可以使用1 进行简短的列表理解:more_itertools.windowed

Given

给定的

import numpy as np
import more_itertools as mit


a = [["00","01"],
     ["10","11"],
     ["20","21"],
     ["30","31"],
     ["40","41"],
     ["50","51"]]

b = np.array(a)

Code

代码

np.array([list(mit.flatten(w)) for w in mit.windowed(a, n=3)])

or

或者

np.array([[i for item in w for i in item] for w in mit.windowed(a, n=3)])

or

或者

np.array(list(mit.windowed(b.ravel(), n=6)))

Output

输出

array([['00', '01', '10', '11', '20', '21'],
       ['10', '11', '20', '21', '30', '31'],
       ['20', '21', '30', '31', '40', '41'],
       ['30', '31', '40', '41', '50', '51']], 
      dtype='<U2')

Sliding windows of size n=3are created and flattened. Note the default step size is more_itertools.windowed(..., step=1).

大小的滑动窗口n=3被创建和展平。请注意,默认步长为more_itertools.windowed(..., step=1)



Performance

表现

As an array, the accepted answer is fastest.

作为数组,接受的答案是最快的。

%timeit np.hstack((a[:-2], a[1:-1], a[2:]))
# 37.5 μs ± 1.88 μs per loop (mean ± std. dev. of 7 runs, 10000 loops each)
%timeit np.hstack((b[:-2], b[1:-1], b[2:]))
# 12.9 μs ± 166 ns per loop (mean ± std. dev. of 7 runs, 100000 loops each)

%timeit np.array([list(mit.flatten(w)) for w in mit.windowed(a, n=3)])
# 23.2 μs ± 1.73 μs per loop (mean ± std. dev. of 7 runs, 10000 loops each)
%timeit np.array([[i for item in w for i in item] for w in mit.windowed(a, n=3)])
# 21.2 μs ± 999 ns per loop (mean ± std. dev. of 7 runs, 10000 loops each)
%timeit np.array(list(mit.windowed(b.ravel(), n=6)))
# 43.4 μs ± 374 ns per loop (mean ± std. dev. of 7 runs, 10000 loops each)

A third-party library that implements itertool recipesand many helpful tools.

实现itertool 配方和许多有用工具的第三方库。

回答by loretoparisi

This is a pure Python implementation:

这是一个纯 Python 实现:

def sliding_window(arr, window=3):
    i = iter(arr)
    a = []
    for e in range(0, window): a.append(next(i))
    yield a
    for e in i:
        a = a[1:] + [e]
        yield a

An example:

一个例子:

# flatten array
flatten = lambda l: [item for sublist in l for item in sublist]

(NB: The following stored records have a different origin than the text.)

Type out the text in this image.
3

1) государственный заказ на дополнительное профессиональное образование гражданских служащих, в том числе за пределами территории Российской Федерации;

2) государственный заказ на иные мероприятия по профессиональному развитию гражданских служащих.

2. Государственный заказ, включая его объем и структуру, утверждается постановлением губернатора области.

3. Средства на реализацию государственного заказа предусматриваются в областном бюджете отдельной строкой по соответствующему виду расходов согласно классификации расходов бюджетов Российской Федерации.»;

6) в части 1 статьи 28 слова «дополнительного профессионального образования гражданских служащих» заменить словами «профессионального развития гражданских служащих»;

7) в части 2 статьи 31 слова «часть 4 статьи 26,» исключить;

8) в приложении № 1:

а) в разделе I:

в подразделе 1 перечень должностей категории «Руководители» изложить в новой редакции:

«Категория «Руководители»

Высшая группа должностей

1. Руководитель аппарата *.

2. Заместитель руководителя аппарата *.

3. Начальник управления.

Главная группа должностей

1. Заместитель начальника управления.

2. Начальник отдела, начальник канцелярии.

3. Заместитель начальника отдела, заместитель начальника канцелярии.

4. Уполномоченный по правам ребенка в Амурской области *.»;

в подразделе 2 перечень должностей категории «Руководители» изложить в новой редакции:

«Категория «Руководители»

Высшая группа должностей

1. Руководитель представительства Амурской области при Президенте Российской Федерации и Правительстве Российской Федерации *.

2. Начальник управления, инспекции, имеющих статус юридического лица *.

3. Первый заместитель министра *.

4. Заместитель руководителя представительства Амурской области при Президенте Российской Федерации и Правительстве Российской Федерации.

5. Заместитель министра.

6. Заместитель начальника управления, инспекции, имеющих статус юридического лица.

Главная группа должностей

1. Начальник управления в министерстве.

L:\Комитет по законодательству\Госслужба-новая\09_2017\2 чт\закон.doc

a = [[0,1], [10,11], [20,21], [30,31], [40,41], [50,51]]
w = sliding_window(a, width=3)
print( list(map(flatten,w)) )

[[0, 1, 10, 11, 20, 21], [10, 11, 20, 21, 30, 31], [20, 21, 30, 31, 40, 41], [30, 31, 40, 41, 50, 51]]

Benchmark

基准

import timeit
def benchmark():
  a = [[0,1], [10,11], [20,21], [30,31], [40,41], [50,51]]
  sliding_window(a, width=3)

times = timeit.Timer(benchmark).repeat(3, number=1000)
time_taken = min(times) / 1000
print(time_taken)

1.0944640007437556e-06

回答by Yahya

Here is One line using Numpy >= v1.17

这是使用 Numpy >= v1.17 的一行

splits = np.vstack(np.split(x,np.array([[i, i+3] for i in range(x.shape[0] - x.shape[1])]).reshape(-1))).reshape(-1, 6) 

Test

测试

x = np.array([[00,1],
              [10,11],
              [20,21],
              [30,31],
              [40,41],
              [50,51]])

Result

结果

[[ 0  1 10 11 20 21]
 [10 11 20 21 30 31]
 [20 21 30 31 40 41]
 [30 31 40 41 50 51]]

Test Performance On Large Array

在大型阵列上测试性能

import numpy as np
import time

x = np.array(range(1000)).reshape(-1, 2)

all_t = 0.
for i in range(1000):
    start_ = time.time()
    np.vstack(
        numpy.split(x,np.array([[i, i+3] for i in range(x.shape[0] - x.shape[1])])
                    .reshape(-1))).reshape(-1, 6)
    all_t += time.time() - start_

print('Average Time of 1000 Iterations on Array of Shape '
      '1000 x 2 is: {} Seconds.'.format(all_t/1000.))

Performance Result

表现结果

Average Time of 1000 Iterations on Array of Shape 1000 x 2 is: 0.0016909 Seconds.